Elden Ring proved open-world design and Souls-like difficulty could coexist beautifully. FromSoftware and George R.R. Martin built a fantasy world worth exploring even when it keeps killing you.

The 95 Metacritic score reflects critical consensus: this is one of the best action RPGs ever made. But the real achievement is accessibility. Stuck on a boss? Go explore somewhere else. Come back ten hours later with better gear and new skills. The open world absorbs frustration that would feel punishing in a linear Souls game.

Two years later, the Shadow of the Erdtree DLC added even more content. If your backlog copy has been sitting untouched, now is the perfect time. The community has matured. Guides exist for every build. Co-op help is one summon sign away.

Persona 5 Royal

Persona 5 Royal asks for 120 hours. It earns every minute. The enhanced version of Atlus's social sim RPG added a new semester, new characters, and quality-of-life improvements that make the original feel incomplete.

The hook is simple: by day, you attend high school in Tokyo and build relationships with friends, mentors, and potential romantic partners. By night, you enter cognitive palaces representing corrupted hearts and fight shadows with your awakened Personas.

The 94 Metacritic score reflects immaculate presentation. The jazz-infused soundtrack. The dripping style of every menu and transition. The way each confidant story reveals human struggles that resonate beyond anime tropes. This game looks and sounds unlike anything else in the genre.

The time commitment scares people off, but Persona 5 Royal respects your schedule within its systems. You choose how to spend each day. The game does not punish efficiency. Optimal players finish around 100 hours; leisurely players stretch to 150. Both approaches work.

Hades

Hades solved roguelike repetition by making every death meaningful. Supergiant Games wove narrative progression into the escape loop, so failed runs advance character relationships and story beats instead of just resetting progress.

You play Zagreus, son of Hades, attempting to escape the Underworld. Each run takes 20 to 40 minutes. Each death sends you back to the House of Hades, where characters react to your progress, new dialogue unlocks, and the story inches forward.

The 94 OpenCritic score reflects tight combat, gorgeous art, and a voice cast that elevates every interaction. But the genius is pacing. You can play one run during lunch. You can chain five together on a lazy Sunday. The game accommodates both without making either feel wrong.

If your backlog needs something you can pick up and put down without losing momentum, Hades is the answer.

The Last of Us Remastered

The Last of Us Remastered remains one of the most emotionally devastating games ever made. Naughty Dog's post-apocalyptic road trip earned its 95 Metacritic score through character work that blockbuster games rarely attempt.

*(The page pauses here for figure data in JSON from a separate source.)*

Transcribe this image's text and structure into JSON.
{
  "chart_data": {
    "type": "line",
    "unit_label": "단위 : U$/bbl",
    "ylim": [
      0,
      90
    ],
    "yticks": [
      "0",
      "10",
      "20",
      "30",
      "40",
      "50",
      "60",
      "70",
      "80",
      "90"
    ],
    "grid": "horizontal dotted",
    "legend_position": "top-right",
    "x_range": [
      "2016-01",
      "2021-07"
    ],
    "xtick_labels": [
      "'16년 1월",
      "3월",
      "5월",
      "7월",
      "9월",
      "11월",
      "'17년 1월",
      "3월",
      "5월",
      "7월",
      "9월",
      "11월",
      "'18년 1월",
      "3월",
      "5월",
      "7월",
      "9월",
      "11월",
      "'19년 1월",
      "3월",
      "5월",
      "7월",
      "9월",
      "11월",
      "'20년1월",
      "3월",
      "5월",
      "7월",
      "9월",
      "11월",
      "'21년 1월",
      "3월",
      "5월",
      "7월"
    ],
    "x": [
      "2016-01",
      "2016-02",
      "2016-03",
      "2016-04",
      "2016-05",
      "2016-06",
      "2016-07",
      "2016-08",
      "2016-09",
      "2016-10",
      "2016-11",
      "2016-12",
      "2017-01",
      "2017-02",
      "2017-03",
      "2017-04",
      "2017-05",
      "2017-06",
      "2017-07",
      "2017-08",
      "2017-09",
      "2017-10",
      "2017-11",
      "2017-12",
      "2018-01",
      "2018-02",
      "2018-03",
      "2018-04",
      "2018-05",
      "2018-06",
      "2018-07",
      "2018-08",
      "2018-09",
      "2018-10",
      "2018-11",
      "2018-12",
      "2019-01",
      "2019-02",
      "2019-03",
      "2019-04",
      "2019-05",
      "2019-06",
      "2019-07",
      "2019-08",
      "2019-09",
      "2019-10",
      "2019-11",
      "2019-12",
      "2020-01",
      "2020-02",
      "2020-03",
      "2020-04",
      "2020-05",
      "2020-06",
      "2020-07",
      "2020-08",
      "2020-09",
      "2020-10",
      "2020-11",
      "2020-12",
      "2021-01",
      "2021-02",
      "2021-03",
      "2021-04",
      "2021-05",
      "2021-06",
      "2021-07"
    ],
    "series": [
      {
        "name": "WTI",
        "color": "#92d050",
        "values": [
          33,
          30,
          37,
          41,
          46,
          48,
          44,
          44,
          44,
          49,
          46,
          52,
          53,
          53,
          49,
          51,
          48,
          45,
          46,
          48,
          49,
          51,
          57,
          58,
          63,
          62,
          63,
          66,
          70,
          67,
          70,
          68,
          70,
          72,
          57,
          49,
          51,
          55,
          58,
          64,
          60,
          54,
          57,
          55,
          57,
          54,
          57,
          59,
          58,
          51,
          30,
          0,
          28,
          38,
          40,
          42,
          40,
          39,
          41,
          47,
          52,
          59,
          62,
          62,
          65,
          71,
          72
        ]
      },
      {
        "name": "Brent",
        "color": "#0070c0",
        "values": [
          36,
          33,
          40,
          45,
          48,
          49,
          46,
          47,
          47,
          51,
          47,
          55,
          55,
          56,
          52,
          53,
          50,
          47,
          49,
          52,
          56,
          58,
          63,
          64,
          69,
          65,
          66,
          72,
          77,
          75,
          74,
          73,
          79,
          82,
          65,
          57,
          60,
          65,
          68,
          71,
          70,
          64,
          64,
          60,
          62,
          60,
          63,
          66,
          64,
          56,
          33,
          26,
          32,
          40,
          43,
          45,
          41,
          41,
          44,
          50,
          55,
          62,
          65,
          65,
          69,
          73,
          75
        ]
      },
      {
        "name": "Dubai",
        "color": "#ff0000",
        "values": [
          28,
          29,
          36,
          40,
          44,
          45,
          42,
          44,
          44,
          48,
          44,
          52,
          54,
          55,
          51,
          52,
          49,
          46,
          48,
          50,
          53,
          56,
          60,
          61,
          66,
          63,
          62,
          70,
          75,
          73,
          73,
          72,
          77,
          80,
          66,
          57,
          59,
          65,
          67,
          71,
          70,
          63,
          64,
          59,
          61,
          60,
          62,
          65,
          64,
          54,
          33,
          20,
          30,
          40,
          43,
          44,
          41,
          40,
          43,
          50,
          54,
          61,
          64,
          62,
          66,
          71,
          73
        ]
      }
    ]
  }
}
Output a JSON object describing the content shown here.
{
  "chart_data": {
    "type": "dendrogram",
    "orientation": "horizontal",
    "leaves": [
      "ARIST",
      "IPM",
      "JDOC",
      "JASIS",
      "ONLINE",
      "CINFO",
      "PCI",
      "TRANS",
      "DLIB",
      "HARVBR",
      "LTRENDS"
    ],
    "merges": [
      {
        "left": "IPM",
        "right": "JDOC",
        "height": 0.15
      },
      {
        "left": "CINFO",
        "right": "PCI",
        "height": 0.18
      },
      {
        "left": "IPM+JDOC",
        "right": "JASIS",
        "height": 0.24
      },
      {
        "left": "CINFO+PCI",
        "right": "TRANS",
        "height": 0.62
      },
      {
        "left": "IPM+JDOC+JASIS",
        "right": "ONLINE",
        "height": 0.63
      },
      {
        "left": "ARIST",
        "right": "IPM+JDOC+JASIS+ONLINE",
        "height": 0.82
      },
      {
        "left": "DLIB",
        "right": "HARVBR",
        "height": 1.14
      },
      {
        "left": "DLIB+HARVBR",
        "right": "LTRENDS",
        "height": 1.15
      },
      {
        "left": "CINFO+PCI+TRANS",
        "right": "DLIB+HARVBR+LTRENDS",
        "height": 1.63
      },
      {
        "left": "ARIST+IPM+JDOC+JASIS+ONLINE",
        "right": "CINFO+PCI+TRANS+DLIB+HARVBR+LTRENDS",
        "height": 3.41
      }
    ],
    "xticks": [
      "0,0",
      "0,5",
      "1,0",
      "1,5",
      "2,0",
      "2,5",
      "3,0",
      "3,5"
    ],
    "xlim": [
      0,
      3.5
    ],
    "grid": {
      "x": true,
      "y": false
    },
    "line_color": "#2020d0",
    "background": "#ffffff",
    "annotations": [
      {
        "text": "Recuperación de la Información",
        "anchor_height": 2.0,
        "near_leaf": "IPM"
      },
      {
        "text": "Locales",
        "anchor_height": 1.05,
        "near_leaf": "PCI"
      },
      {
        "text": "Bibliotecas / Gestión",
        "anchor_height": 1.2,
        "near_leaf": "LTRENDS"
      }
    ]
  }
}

Joel and Ellie's journey across a fungal-ravaged America takes about 15 hours. The pacing is deliberate. Quiet moments of exploration and environmental storytelling punctuate tense stealth encounters and brutal violence. The contrast makes both hit harder.

If you bounced off the TV adaptation or avoided it entirely, the game offers a different experience. Interactive moments carry weight that passive viewing cannot replicate. The decisions you make, even when the game forces them, feel personal in ways the show cannot match.

The Remastered version runs at 60fps with improved textures. It is the definitive way to experience the original story before tackling Part II.

How to Actually Clear Your Backlog

Stop treating your backlog as a list of obligations. Treat it as options. You do not have to finish every game. You do not have to play them in any order. The goal is enjoyment, not completion statistics.

Pick one game from this list based on your current mood and available time. Commit to giving it a genuine chance before moving on. If it does not click after a few hours, put it down without guilt and try another.

Your backlog will always grow faster than you can clear it. That is fine. The games will wait.